The original home, the “Fleurrys,” is believed to have been built in the 1700s by the Peyton family.  The large section, visible in this picture, was added to the original house from 1850s to 1860 by the Suttle family.  With the construction of Aquia Towne Center,  the older portion, not visible in this picture,  was moved to the grounds of Aquia Episcopal Church where it is used today for administrative purposes.  
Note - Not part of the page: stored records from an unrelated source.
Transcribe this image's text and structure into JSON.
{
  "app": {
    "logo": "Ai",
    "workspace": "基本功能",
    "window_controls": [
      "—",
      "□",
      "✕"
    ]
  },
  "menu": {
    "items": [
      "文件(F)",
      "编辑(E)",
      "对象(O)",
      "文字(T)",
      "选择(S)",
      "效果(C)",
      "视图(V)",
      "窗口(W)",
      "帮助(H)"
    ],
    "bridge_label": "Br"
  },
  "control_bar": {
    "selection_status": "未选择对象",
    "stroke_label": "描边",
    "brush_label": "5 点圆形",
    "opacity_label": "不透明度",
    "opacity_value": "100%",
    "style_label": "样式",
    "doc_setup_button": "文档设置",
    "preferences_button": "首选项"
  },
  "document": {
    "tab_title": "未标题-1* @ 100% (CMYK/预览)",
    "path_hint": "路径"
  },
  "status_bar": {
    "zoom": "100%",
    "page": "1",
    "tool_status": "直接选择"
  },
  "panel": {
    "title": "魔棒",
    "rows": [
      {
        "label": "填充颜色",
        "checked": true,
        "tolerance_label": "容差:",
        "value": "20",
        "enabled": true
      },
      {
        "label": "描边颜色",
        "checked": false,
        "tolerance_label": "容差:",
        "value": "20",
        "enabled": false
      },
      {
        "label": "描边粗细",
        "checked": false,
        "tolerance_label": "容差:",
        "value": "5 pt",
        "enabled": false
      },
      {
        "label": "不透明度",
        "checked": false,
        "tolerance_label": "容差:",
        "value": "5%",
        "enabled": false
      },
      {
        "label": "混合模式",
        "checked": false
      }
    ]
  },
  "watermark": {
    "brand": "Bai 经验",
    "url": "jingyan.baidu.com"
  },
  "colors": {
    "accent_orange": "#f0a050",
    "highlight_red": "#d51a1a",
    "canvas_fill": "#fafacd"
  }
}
“Concord,” standing by at least 1730, may be Stafford’s oldest standing dwelling. Shown here prior to preservation, it is being lovingly rehabilitated by Rick and Jerrilynn MacGregor. The MacGregor family purchased the home in the 1850s and lived there through the Civil War.  

Aquia Church

The other parish in Stafford was  Overwharton Parish.   Aquia Church, located in northern Stafford, was probably the third church built on that site between 1751-1757. It is one of the best surviving examples of colonial churches in America and Virginia. Bricks were kilned at the site and Aquia stone accents came from the local island quarry.  
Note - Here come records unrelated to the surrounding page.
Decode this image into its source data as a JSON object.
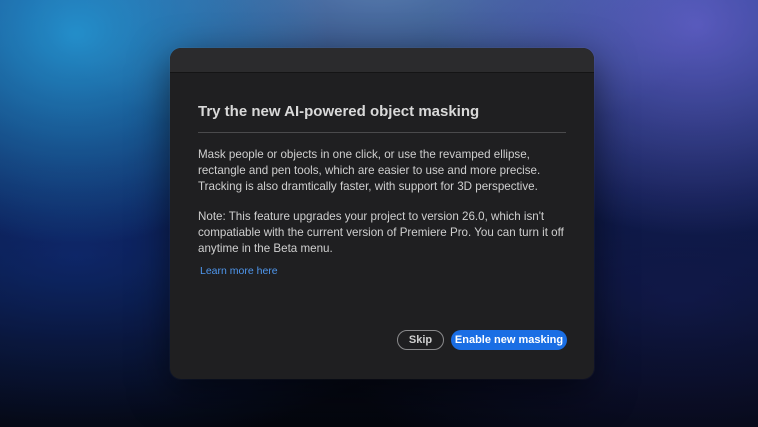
{
  "dialog": {
    "title": "Try the new AI-powered object masking",
    "paragraph1": "Mask people or objects in one click, or use the revamped ellipse, rectangle and pen tools, which are easier to use and more precise. Tracking is also dramtically faster, with support for 3D perspective.",
    "paragraph2": "Note: This feature upgrades your project to version 26.0, which isn't compatiable with the current version of Premiere Pro. You can turn it off anytime in the Beta menu.",
    "learn_more_label": "Learn more here",
    "skip_label": "Skip",
    "primary_label": "Enable new masking"
  },
  "colors": {
    "dialog_background": "#1f1f21",
    "title_bar": "#2b2b2d",
    "link": "#4f97ee",
    "primary_button": "#1a6ee4"
  }
}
“Negro Hirers and General Agents”

Moncure Daniel Conway’s relatives — R.T. Daniel, W.P. Conway, John C. Moncure, John M. Conway, Henry R. Conway, and John Moncure — are listed as prominent customers by “Negro Hirers and General Agents” firm P.M. Tabb and Sons of Richmond in October 1860.

George Washington

George Washington grew up at Rappahannock Farm (currently known as Ferry Farm).  He lived in this area from age 6 through age 21.  He received a rudimentary education at home and in Fredericksburg. Unlike George Mason (IV), a man of ideas, Washington was inclined to learn from practical experience as a surveyor, militia officer, and regional politician.

George Mason (IV)

George Mason (IV) was a fourth-generation Staffordian, who grew up at Chopawamsic (Chappawamsic) Farm as well as Marlborough Point. His father owned land on both sides of Chopawamsic Creek, near today’s Hilldrup Van and Storage in Stafford as well as land in Prince William County.  
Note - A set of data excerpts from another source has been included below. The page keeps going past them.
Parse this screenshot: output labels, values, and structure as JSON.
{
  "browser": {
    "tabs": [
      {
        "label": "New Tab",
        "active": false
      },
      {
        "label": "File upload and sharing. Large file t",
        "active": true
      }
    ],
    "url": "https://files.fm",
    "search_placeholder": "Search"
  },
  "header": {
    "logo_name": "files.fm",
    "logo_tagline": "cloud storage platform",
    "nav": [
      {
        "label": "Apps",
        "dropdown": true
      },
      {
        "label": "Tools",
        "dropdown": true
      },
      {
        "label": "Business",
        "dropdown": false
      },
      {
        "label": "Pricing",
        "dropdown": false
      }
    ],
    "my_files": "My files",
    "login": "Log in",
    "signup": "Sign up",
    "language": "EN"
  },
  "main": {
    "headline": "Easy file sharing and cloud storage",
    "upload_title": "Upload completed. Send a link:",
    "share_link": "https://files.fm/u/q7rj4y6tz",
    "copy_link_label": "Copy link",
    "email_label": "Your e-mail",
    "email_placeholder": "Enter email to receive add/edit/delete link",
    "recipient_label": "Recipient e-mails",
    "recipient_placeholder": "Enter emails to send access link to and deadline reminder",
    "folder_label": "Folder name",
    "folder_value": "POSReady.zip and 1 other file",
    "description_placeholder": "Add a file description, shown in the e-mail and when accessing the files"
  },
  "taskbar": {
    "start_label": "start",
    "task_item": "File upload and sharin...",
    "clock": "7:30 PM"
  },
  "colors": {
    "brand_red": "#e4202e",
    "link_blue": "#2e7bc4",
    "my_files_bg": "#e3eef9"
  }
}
George Brent’s Home “Woodstock” Archaelogical Site

George Brent’s home “Woodstock” was located a stone’s throw from the Brent Cemetery near Route 1 and the Crucifix.  Now it is an archaeological site, that discloses the fireplace hearth.  Due its location close to a marsh and mosquitoes, George Brent and his family rebuilt/relocated “Woodstock” on the hill located in today’s Aquia Harbour.